The experience of watching Minari is like a nostalgic longing for an old memory, one that carries all the humor, hope, and heartbreak that comes with the family’s day-to-day experiences, not over-sentimentalized, but also not afraid to embrace all the varied emotions that our characters feel at any given moment. The work put in by cinematographer Lachlan Milne and composer Emile Mosseri (who made one of the best scores I ever heard last year with The Last Black Man In San Francisco, and he doesn’t disappoint here) add so much in capturing the mundanity of life with a sense of wonder and etherealness that completely swept me away from the opening frame to the very last.

The cast is uniformly excellent. Steven Yeun and Han Ye-ri have a strong dynamic together that feels grounded. Yeun’s Korean accent when speaking English occasionally slips, but not enough to distract. Youn Yuh-jung is an instantly lovable delight, bursting with so much personality. And the performances from the younger cast members, Noel Cho and Alan Kim, are great as well, working off their much more experienced co-stars with ease, especially Kim, who has more to do since most of the film is through his eyes. Someone I was very surprised by and didn’t even recognize for a sizable chunk of the film was Will Patton, who plays Paul, a thoroughly bizarre evangelical that Jacob hires to help out at the farm.

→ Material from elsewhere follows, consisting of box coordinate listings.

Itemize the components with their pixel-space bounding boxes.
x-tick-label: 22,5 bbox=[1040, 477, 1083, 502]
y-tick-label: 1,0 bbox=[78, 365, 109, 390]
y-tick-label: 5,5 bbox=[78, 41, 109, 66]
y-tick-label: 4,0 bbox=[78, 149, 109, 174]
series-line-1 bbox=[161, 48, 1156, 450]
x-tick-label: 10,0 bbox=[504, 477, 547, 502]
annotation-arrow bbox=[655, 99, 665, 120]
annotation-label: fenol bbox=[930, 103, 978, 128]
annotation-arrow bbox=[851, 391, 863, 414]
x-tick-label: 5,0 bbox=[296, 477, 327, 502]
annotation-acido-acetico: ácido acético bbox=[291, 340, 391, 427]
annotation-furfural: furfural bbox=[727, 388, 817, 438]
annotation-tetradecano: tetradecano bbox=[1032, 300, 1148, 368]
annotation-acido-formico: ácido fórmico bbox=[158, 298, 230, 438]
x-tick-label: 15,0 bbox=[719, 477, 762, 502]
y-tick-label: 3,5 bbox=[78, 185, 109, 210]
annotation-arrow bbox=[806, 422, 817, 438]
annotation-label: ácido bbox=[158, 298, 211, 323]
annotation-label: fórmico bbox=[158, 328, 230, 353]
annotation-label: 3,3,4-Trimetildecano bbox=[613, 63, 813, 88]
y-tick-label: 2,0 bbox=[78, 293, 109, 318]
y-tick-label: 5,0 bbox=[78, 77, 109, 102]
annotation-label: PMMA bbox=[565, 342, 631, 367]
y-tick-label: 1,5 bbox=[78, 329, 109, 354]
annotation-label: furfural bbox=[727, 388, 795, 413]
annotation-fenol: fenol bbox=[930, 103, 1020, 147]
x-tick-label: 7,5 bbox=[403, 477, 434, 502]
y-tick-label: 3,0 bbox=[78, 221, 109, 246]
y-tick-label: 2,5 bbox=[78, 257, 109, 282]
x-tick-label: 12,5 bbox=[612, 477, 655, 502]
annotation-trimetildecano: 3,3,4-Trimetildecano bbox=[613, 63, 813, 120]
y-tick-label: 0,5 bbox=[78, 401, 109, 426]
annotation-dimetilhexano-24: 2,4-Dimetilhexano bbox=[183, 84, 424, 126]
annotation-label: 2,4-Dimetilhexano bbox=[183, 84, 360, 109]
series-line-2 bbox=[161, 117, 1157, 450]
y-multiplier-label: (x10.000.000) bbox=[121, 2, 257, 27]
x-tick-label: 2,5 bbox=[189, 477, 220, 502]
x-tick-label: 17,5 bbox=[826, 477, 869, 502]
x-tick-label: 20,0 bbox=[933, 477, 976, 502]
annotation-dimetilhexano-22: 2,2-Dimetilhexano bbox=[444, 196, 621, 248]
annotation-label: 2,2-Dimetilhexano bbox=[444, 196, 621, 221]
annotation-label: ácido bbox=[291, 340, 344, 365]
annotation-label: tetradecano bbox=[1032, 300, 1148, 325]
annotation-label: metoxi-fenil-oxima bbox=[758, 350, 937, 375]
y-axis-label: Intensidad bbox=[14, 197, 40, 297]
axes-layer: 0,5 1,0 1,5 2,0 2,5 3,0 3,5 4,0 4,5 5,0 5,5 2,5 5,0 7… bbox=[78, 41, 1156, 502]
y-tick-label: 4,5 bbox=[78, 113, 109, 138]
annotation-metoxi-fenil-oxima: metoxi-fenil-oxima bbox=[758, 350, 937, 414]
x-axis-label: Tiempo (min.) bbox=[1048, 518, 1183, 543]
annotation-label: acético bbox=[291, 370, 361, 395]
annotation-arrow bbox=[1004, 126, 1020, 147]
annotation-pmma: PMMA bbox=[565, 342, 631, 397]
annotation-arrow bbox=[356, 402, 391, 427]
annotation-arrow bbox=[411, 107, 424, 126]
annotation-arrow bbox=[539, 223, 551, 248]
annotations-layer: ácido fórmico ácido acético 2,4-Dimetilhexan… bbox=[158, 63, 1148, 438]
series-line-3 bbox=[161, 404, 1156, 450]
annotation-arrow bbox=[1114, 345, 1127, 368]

Minari is a film I loved quite a bit. It’s a vividly drawn look at a family that makes the small feel so big. I saw so much of my own experiences as well as the experiences of people I’ve known here throughout the film, mostly in the minute stuff, David not liking the fact that he has to share his bedroom with a relative, watching a father figure stubbornly drag his family to places for the off-chance he might find success that will provide for them, meeting white kids who in one breath say the most insensitive things then being friendly in the next, hell, even David’s habit of drinking too much Mountain Dew. I don’t know where and how much Lee Isaac Chung may have embellished of his true-to-life details for dramatic effect, not that it really matters, but at no point does it come across as overblown. It creates the feeling of being there with the characters, sharing in these moments with them. Sometimes the film will rely too heavy on its atmosphere, lessening some of the dramatic impact of the plot beats, and many scenes in the middle could be called disconnected by more unforgiving eyes, but that ultimately didn’t bother me in the grand scheme of things. I believe this film is truly something special. I was charmed by its characters, enamored by its filmmaking, and touched by its empathy. Few films in 2020 have warmed my heart as much as this has, and it’s one I sincerely hope none of you miss out on.

 

Minari is currently out in select virtual cinemas based in New York and Los Angeles. It will be given a wide release on February 12th, 2021.